Feedback loops and comebacks
It is unfortunately impossible to prevent coaching in an online turn-based game (whereas that can't really be abused in a real-time game).
Why coaching in competitive games is immoral
Real-time games have advantages in the elimination of waiting time and nonconsensual coaching. They can also be more exhilarating since decisions are made more rapidly, and they don't tend to suffer from skill ceilings or unwinnable situations, because execution is so variable that there's almost always room to out-execute even a very skilled opponent. In Dragon Ball FighterZ, I've seen matches where a player reduced to a smidge of health on their last character proceeded to wipe their opponent's team of three high-health characters. That game doesn't have a negative feedback loop.

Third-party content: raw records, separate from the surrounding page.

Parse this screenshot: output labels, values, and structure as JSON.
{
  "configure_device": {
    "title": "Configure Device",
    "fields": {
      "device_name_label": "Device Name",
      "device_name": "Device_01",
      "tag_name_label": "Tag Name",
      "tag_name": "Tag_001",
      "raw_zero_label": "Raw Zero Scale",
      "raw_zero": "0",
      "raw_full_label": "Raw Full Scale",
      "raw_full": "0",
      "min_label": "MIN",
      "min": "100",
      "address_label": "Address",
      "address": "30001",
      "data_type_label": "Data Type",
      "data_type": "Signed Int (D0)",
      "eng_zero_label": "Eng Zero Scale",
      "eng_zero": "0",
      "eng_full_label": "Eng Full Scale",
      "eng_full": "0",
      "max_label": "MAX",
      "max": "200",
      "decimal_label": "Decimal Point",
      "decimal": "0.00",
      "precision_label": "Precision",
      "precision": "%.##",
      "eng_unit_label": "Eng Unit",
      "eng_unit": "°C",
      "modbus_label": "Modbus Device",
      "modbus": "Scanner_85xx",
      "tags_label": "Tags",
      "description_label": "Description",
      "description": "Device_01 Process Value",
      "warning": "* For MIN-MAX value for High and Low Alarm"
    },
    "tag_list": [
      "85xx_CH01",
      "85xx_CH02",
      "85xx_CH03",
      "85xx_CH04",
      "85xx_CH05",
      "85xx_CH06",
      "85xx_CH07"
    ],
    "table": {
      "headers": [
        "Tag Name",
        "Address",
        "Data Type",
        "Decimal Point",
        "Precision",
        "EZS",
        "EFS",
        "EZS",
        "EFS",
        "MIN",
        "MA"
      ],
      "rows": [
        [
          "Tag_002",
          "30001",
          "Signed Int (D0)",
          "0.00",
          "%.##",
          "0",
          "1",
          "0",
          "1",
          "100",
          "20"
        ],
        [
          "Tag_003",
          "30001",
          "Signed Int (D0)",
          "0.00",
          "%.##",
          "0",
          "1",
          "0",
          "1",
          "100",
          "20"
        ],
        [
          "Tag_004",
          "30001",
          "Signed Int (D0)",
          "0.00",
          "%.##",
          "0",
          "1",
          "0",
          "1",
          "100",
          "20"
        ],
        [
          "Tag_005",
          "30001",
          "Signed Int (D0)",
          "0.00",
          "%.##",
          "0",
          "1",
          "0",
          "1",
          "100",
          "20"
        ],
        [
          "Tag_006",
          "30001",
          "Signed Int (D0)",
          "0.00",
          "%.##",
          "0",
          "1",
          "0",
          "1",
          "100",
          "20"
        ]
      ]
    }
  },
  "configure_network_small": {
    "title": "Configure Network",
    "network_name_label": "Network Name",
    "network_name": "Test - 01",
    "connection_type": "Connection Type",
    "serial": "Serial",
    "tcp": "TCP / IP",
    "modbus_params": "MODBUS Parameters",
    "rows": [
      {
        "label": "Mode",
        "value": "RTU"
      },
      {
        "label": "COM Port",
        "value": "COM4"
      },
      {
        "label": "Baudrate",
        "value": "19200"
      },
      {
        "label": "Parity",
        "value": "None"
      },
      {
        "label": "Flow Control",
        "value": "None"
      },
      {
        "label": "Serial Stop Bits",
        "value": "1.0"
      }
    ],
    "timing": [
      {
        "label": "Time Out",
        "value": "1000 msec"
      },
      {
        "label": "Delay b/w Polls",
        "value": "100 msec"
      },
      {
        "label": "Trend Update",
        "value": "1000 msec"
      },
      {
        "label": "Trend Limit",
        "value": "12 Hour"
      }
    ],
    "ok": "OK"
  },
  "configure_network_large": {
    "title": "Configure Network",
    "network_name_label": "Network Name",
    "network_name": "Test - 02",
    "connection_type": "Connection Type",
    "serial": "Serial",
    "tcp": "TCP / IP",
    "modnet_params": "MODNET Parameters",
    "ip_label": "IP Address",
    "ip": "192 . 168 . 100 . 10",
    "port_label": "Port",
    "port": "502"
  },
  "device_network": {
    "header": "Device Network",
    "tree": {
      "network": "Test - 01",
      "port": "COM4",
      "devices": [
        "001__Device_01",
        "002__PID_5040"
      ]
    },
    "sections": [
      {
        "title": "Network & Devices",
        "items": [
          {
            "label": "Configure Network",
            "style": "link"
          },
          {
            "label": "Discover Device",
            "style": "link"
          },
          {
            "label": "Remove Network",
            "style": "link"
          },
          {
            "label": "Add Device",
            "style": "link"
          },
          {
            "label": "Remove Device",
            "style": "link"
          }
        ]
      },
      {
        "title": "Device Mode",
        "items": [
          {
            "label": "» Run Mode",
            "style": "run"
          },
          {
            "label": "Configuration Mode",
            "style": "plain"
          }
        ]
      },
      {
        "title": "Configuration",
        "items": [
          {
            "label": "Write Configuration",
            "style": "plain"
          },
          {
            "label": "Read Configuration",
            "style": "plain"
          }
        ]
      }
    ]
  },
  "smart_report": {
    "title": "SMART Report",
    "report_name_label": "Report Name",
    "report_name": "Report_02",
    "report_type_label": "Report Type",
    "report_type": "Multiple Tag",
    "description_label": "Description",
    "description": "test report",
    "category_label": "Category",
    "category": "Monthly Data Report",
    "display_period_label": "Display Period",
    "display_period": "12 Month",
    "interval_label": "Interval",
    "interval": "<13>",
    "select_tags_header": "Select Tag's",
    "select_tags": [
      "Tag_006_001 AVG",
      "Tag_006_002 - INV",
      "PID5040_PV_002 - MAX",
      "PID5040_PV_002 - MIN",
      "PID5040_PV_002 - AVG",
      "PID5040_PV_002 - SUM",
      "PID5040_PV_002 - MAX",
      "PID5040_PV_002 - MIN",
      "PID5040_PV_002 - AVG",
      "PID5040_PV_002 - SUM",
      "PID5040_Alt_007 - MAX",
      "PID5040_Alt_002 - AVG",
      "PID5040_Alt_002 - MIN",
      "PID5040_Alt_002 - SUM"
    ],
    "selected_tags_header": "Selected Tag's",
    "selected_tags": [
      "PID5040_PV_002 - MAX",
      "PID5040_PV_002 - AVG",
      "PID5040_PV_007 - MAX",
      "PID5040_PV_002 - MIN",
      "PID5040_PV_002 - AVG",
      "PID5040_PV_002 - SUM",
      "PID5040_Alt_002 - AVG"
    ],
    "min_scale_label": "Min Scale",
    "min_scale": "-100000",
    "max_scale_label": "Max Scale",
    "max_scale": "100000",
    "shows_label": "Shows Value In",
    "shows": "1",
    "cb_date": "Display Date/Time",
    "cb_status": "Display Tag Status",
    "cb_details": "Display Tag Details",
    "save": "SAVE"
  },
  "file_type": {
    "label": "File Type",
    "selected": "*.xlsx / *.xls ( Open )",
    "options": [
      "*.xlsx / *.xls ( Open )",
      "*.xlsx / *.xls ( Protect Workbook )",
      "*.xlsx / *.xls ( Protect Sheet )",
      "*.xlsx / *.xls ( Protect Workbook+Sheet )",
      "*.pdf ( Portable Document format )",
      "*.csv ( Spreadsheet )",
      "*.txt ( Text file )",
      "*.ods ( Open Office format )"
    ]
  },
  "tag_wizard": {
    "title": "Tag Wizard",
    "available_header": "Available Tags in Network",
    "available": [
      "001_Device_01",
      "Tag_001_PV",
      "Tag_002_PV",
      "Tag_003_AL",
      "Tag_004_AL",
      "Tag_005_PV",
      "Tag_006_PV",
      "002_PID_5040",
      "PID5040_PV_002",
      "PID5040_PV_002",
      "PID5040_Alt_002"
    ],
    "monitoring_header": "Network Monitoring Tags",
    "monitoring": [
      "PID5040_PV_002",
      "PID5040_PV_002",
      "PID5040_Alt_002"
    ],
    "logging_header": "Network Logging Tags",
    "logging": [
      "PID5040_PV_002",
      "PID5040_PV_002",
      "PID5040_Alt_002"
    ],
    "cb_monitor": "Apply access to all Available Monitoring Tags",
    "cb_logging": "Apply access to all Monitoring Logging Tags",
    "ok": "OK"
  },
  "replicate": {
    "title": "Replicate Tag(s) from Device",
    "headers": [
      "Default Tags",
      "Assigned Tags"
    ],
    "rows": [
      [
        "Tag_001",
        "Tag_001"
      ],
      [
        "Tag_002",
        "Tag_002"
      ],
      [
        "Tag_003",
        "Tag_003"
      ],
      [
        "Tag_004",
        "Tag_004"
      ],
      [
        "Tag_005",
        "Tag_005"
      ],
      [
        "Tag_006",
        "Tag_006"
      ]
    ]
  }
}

But real-time games lose the time management skill, may introduce problems with lag or network latency, and it can look like the game is bullshitting you (such as fighting game situations where you could swear you were blocking but somehow the enemy hit you with a blockable attack anyway) even when it's not and you don't have time to look at it and see how it's fair.

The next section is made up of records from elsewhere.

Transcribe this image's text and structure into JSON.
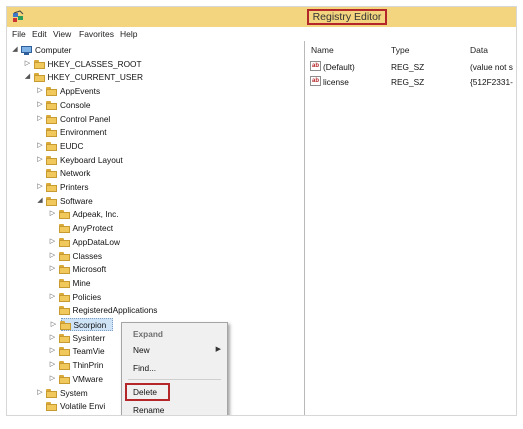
{
  "window": {
    "title": "Registry Editor"
  },
  "menu": [
    "File",
    "Edit",
    "View",
    "Favorites",
    "Help"
  ],
  "tree": [
    {
      "label": "Computer",
      "level": 0,
      "arrow": "expanded",
      "icon": "computer-icon"
    },
    {
      "label": "HKEY_CLASSES_ROOT",
      "level": 1,
      "arrow": "collapsed"
    },
    {
      "label": "HKEY_CURRENT_USER",
      "level": 1,
      "arrow": "expanded"
    },
    {
      "label": "AppEvents",
      "level": 2,
      "arrow": "collapsed"
    },
    {
      "label": "Console",
      "level": 2,
      "arrow": "collapsed"
    },
    {
      "label": "Control Panel",
      "level": 2,
      "arrow": "collapsed"
    },
    {
      "label": "Environment",
      "level": 2,
      "arrow": "none"
    },
    {
      "label": "EUDC",
      "level": 2,
      "arrow": "collapsed"
    },
    {
      "label": "Keyboard Layout",
      "level": 2,
      "arrow": "collapsed"
    },
    {
      "label": "Network",
      "level": 2,
      "arrow": "none"
    },
    {
      "label": "Printers",
      "level": 2,
      "arrow": "collapsed"
    },
    {
      "label": "Software",
      "level": 2,
      "arrow": "expanded"
    },
    {
      "label": "Adpeak, Inc.",
      "level": 3,
      "arrow": "collapsed"
    },
    {
      "label": "AnyProtect",
      "level": 3,
      "arrow": "none"
    },
    {
      "label": "AppDataLow",
      "level": 3,
      "arrow": "collapsed"
    },
    {
      "label": "Classes",
      "level": 3,
      "arrow": "collapsed"
    },
    {
      "label": "Microsoft",
      "level": 3,
      "arrow": "collapsed"
    },
    {
      "label": "Mine",
      "level": 3,
      "arrow": "none"
    },
    {
      "label": "Policies",
      "level": 3,
      "arrow": "collapsed"
    },
    {
      "label": "RegisteredApplications",
      "level": 3,
      "arrow": "none"
    },
    {
      "label": "Scorpion",
      "level": 3,
      "arrow": "collapsed",
      "selected": true
    },
    {
      "label": "Sysinterr",
      "level": 3,
      "arrow": "collapsed"
    },
    {
      "label": "TeamVie",
      "level": 3,
      "arrow": "collapsed"
    },
    {
      "label": "ThinPrin",
      "level": 3,
      "arrow": "collapsed"
    },
    {
      "label": "VMware",
      "level": 3,
      "arrow": "collapsed"
    },
    {
      "label": "System",
      "level": 2,
      "arrow": "collapsed"
    },
    {
      "label": "Volatile Envi",
      "level": 2,
      "arrow": "none"
    }
  ],
  "values_panel": {
    "columns": [
      "Name",
      "Type",
      "Data"
    ],
    "rows": [
      {
        "name": "(Default)",
        "type": "REG_SZ",
        "data": "(value not s"
      },
      {
        "name": "license",
        "type": "REG_SZ",
        "data": "{512F2331-"
      }
    ]
  },
  "context_menu": {
    "items": [
      {
        "label": "Expand",
        "disabled": true
      },
      {
        "label": "New",
        "submenu": true
      },
      {
        "label": "Find..."
      },
      {
        "separator": true
      },
      {
        "label": "Delete",
        "highlighted": true
      },
      {
        "label": "Rename"
      }
    ]
  },
  "colors": {
    "titlebar": "#f3d57f",
    "highlight_box": "#b3262a",
    "selection": "#cfe3f7"
  }
}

One thing designers can do to get around the problem of "illusory bullshit" is to allow the player to watch a replay of their battle. This is a good idea, but doesn't completely fix the problem: it takes time to watch it, the player won't always care enough to spend that time, and they might still feel it's bullshit if the keys you're telling them they pressed don't align with their memories. Even if their memories are wrong, even if the game actually is compeletely fair, it's the player's experience that counts.
Real-time strategy games don't have the illusory bullshit problem so much; but a lot of people find them dissatisfying because they dilute the strategy with other skill factors, making it about something other than finding out what the best strategy is. RTS games also lose the advantage of removing skill ceilings and unwinnable situations.